【ウクライナ発】紙の地図と戦場取材

紙の地図を見ながら両軍の動きを押さえていく。田中の投宿先にて。

 遠藤盛章さん(2011年没)というジャーナリストがいた。サダム・フセインの治安部隊に拘束されたにもかかわらず挫けなかった猛者だった。

 2005年頃、遠藤さんと一緒にインドネシア中央政府とアチェ自治州の内戦を取材した。

 日本のODAで作られた天然ガス精製工場には、独立武装勢力を拷問する施設があった。武装勢力が出撃拠点としていたジャングルを目指す取材だった。

 遠藤さんは「ここの露店でジュースを買った」「田中龍作が立ちションした」「この川は渡し船で渡った」などと地図に一つ一つ書き込んでいく。もちろん紙の地図である。

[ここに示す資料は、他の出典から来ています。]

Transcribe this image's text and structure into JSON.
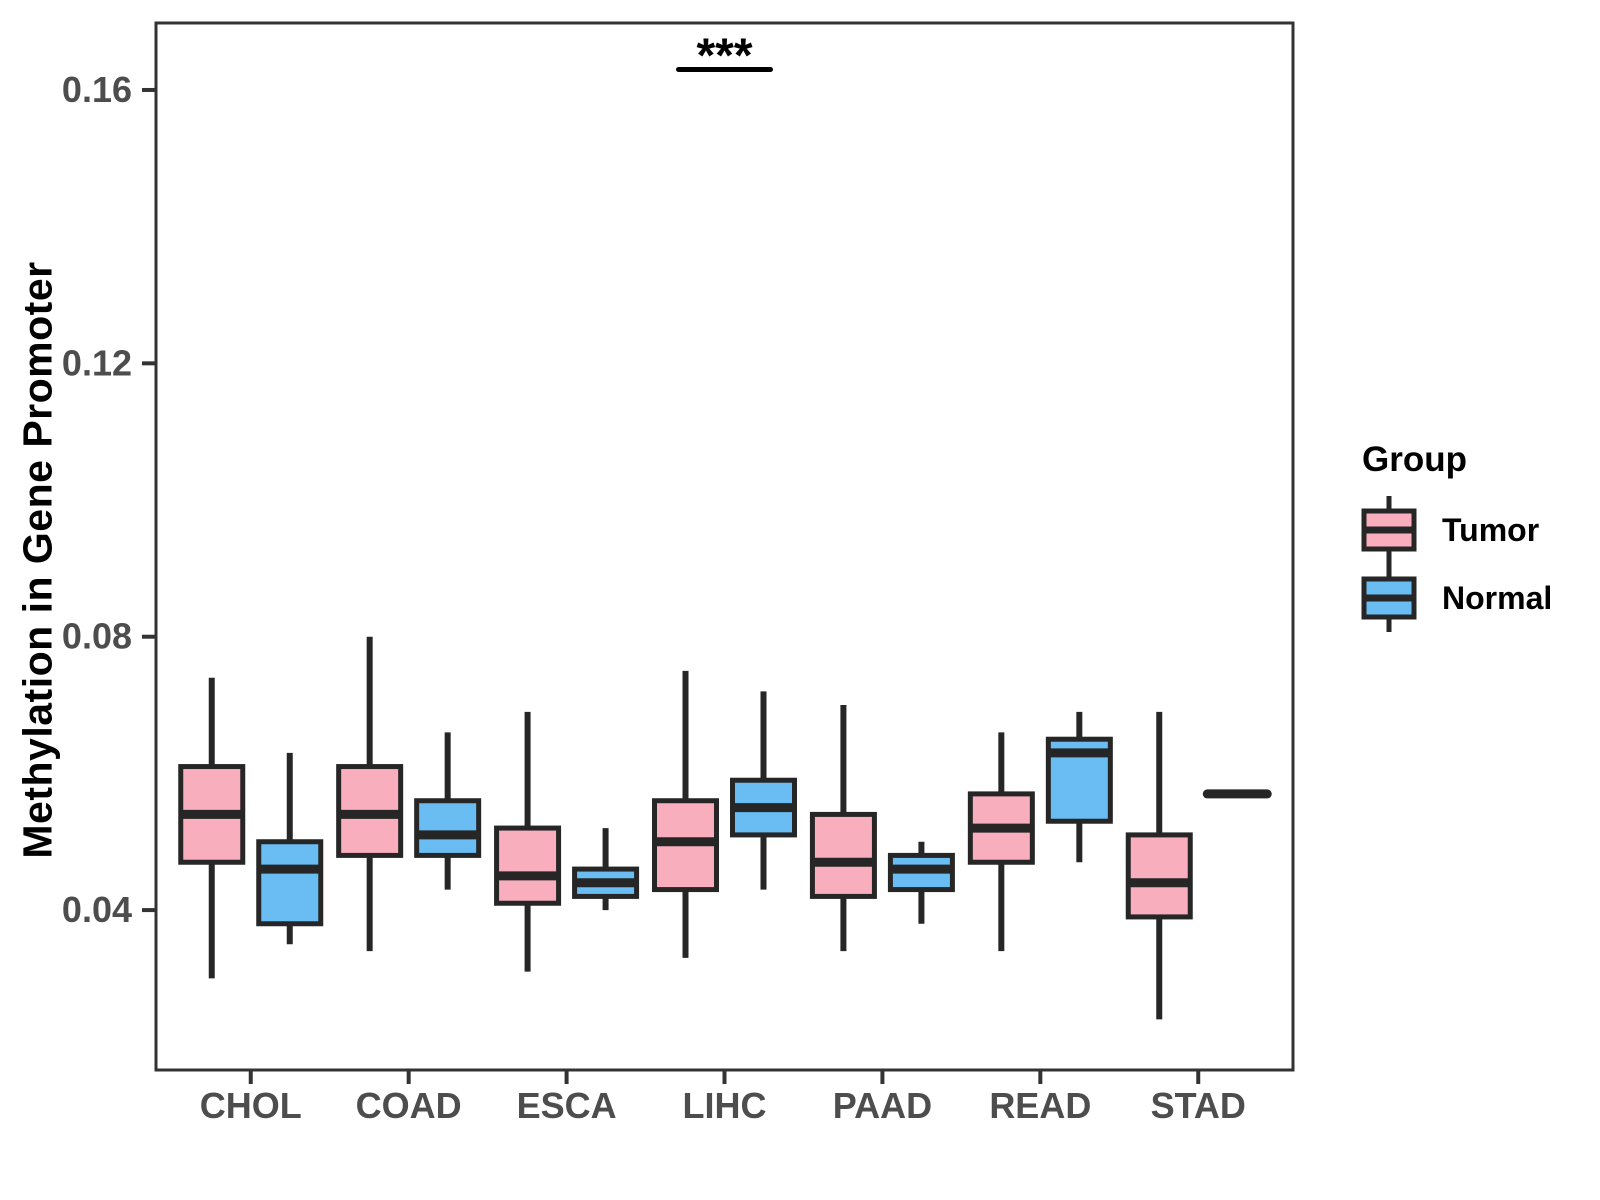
{
  "chart_data": {
    "type": "grouped_boxplot",
    "ylabel": "Methylation in Gene Promoter",
    "xlabel": "",
    "ylim": [
      0.0166,
      0.1698
    ],
    "yticks": [
      0.04,
      0.08,
      0.12,
      0.16
    ],
    "ytick_labels": [
      "0.04",
      "0.08",
      "0.12",
      "0.16"
    ],
    "categories": [
      "CHOL",
      "COAD",
      "ESCA",
      "LIHC",
      "PAAD",
      "READ",
      "STAD"
    ],
    "grid": "off",
    "legend": {
      "title": "Group",
      "position": "right",
      "entries": [
        {
          "label": "Tumor",
          "color": "#F9AEBE"
        },
        {
          "label": "Normal",
          "color": "#6ABDF2"
        }
      ]
    },
    "series": [
      {
        "name": "Tumor",
        "color": "#F9AEBE",
        "boxes": [
          {
            "category": "CHOL",
            "whisker_low": 0.03,
            "q1": 0.047,
            "median": 0.054,
            "q3": 0.061,
            "whisker_high": 0.074
          },
          {
            "category": "COAD",
            "whisker_low": 0.034,
            "q1": 0.048,
            "median": 0.054,
            "q3": 0.061,
            "whisker_high": 0.08
          },
          {
            "category": "ESCA",
            "whisker_low": 0.031,
            "q1": 0.041,
            "median": 0.045,
            "q3": 0.052,
            "whisker_high": 0.069
          },
          {
            "category": "LIHC",
            "whisker_low": 0.033,
            "q1": 0.043,
            "median": 0.05,
            "q3": 0.056,
            "whisker_high": 0.075
          },
          {
            "category": "PAAD",
            "whisker_low": 0.034,
            "q1": 0.042,
            "median": 0.047,
            "q3": 0.054,
            "whisker_high": 0.07
          },
          {
            "category": "READ",
            "whisker_low": 0.034,
            "q1": 0.047,
            "median": 0.052,
            "q3": 0.057,
            "whisker_high": 0.066
          },
          {
            "category": "STAD",
            "whisker_low": 0.024,
            "q1": 0.039,
            "median": 0.044,
            "q3": 0.051,
            "whisker_high": 0.069
          }
        ]
      },
      {
        "name": "Normal",
        "color": "#6ABDF2",
        "boxes": [
          {
            "category": "CHOL",
            "whisker_low": 0.035,
            "q1": 0.038,
            "median": 0.046,
            "q3": 0.05,
            "whisker_high": 0.063
          },
          {
            "category": "COAD",
            "whisker_low": 0.043,
            "q1": 0.048,
            "median": 0.051,
            "q3": 0.056,
            "whisker_high": 0.066
          },
          {
            "category": "ESCA",
            "whisker_low": 0.04,
            "q1": 0.042,
            "median": 0.044,
            "q3": 0.046,
            "whisker_high": 0.052
          },
          {
            "category": "LIHC",
            "whisker_low": 0.043,
            "q1": 0.051,
            "median": 0.055,
            "q3": 0.059,
            "whisker_high": 0.072
          },
          {
            "category": "PAAD",
            "whisker_low": 0.038,
            "q1": 0.043,
            "median": 0.046,
            "q3": 0.048,
            "whisker_high": 0.05
          },
          {
            "category": "READ",
            "whisker_low": 0.047,
            "q1": 0.053,
            "median": 0.063,
            "q3": 0.065,
            "whisker_high": 0.069
          },
          {
            "category": "STAD",
            "single_value": 0.057
          }
        ]
      }
    ],
    "annotations": [
      {
        "label": "***",
        "category": "LIHC",
        "y": 0.163,
        "underline": true
      }
    ],
    "colors": {
      "box_outline": "#262626",
      "panel_border": "#333333",
      "tick_label": "#4d4d4d",
      "annotation": "#000000"
    }
  }
}
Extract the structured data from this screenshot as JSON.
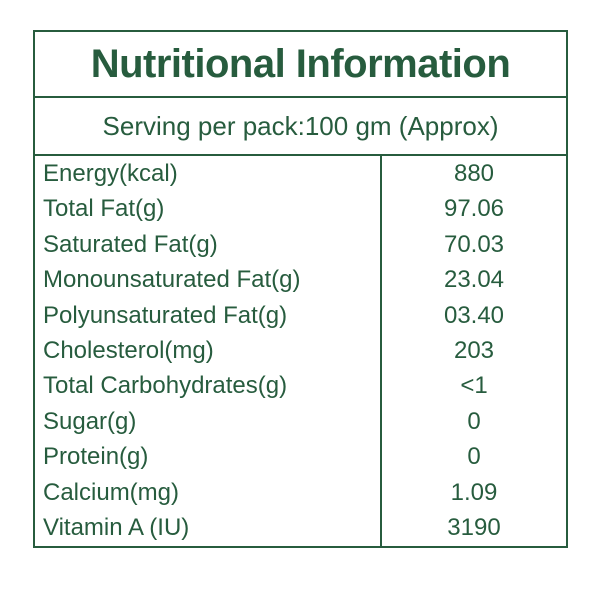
{
  "title": "Nutritional Information",
  "serving": "Serving per pack:100 gm (Approx)",
  "colors": {
    "text_green": "#275c3e",
    "border_green": "#275c3e",
    "background": "#ffffff"
  },
  "table": {
    "rows": [
      {
        "label": "Energy(kcal)",
        "value": "880"
      },
      {
        "label": "Total Fat(g)",
        "value": "97.06"
      },
      {
        "label": "Saturated Fat(g)",
        "value": "70.03"
      },
      {
        "label": "Monounsaturated Fat(g)",
        "value": "23.04"
      },
      {
        "label": "Polyunsaturated Fat(g)",
        "value": "03.40"
      },
      {
        "label": "Cholesterol(mg)",
        "value": "203"
      },
      {
        "label": "Total Carbohydrates(g)",
        "value": "<1"
      },
      {
        "label": "Sugar(g)",
        "value": "0"
      },
      {
        "label": "Protein(g)",
        "value": "0"
      },
      {
        "label": "Calcium(mg)",
        "value": "1.09"
      },
      {
        "label": "Vitamin A (IU)",
        "value": "3190"
      }
    ]
  }
}
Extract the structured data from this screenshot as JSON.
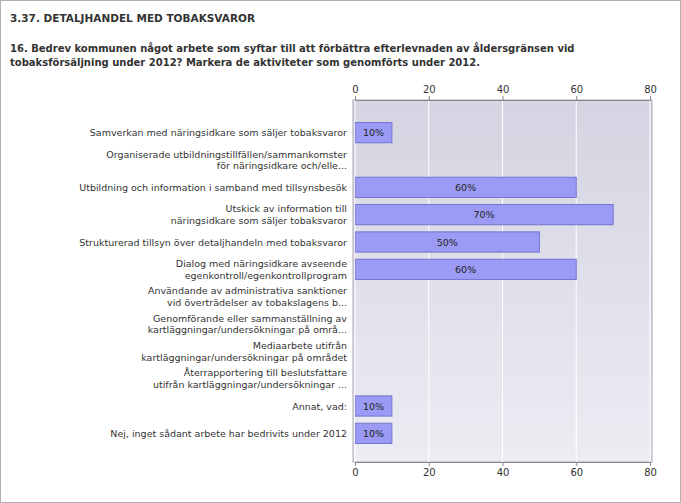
{
  "chart_data": {
    "type": "bar",
    "orientation": "horizontal",
    "title": "3.37. DETALJHANDEL MED TOBAKSVAROR",
    "subtitle": "16. Bedrev kommunen något arbete som syftar till att förbättra efterlevnaden av åldersgränsen vid\ntobaksförsäljning under 2012? Markera de aktiviteter som genomförts under 2012.",
    "categories": [
      "Samverkan med näringsidkare som säljer tobaksvaror",
      "Organiserade utbildningstillfällen/sammankomster\nför näringsidkare och/elle...",
      "Utbildning och information i samband med tillsynsbesök",
      "Utskick av information till\nnäringsidkare som säljer tobaksvaror",
      "Strukturerad tillsyn över detaljhandeln med tobaksvaror",
      "Dialog med näringsidkare avseende\negenkontroll/egenkontrollprogram",
      "Användande av administrativa sanktioner\nvid överträdelser av tobakslagens b...",
      "Genomförande eller sammanställning av\nkartläggningar/undersökningar på områ...",
      "Mediaarbete utifrån\nkartläggningar/undersökningar på området",
      "Återrapportering till beslutsfattare\nutifrån kartläggningar/undersökningar ...",
      "Annat, vad:",
      "Nej, inget sådant arbete har bedrivits under 2012"
    ],
    "values": [
      10,
      0,
      60,
      70,
      50,
      60,
      0,
      0,
      0,
      0,
      10,
      10
    ],
    "value_labels": [
      "10%",
      null,
      "60%",
      "70%",
      "50%",
      "60%",
      null,
      null,
      null,
      null,
      "10%",
      "10%"
    ],
    "color": "#9b9bf5",
    "xlim": [
      0,
      80
    ],
    "xticks": [
      0,
      20,
      40,
      60,
      80
    ],
    "grid": true,
    "data_labels": true
  }
}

 田中はインドネシアの大地が自身に刻印されていくのを感じた。

包囲されて補給を絶たれたロシア軍は脱出を図ったが、そこをウクライナ軍に狙い撃ちされた。紙の地図と突き合わせると全体像がつかめて理解が深くなる。=5日、リマン 撮影:田中龍作=

 ネットの地図と紙の地図は同じ地図でも全く別の代物である。紙の地図は距離や方角を全体像の中でつかめるのだ。

 ネットのようにつまんでスライドさせたり、縮小・拡大させたりだと全体像が実感できない。

 広大なウクライナでも紙の地図を愛用している。机の上に広げながら兵隊出身者のレクチャーを受ける。

 なぜリマンがウクライナ軍に奪還されると、プーチン大統領の傀儡カディロフが低出力核の使用を進言するに至ったのか。

 両軍の動きを地図に書き込みながら追跡していくと納得がいく。

 怪しげなサイトを鵜呑みにし「ブチャの虐殺はなかった」などとするフェイクニュースを流したりしなくて済む。

  やはり紙の地図がいい。ネットにはないリアリティーがある。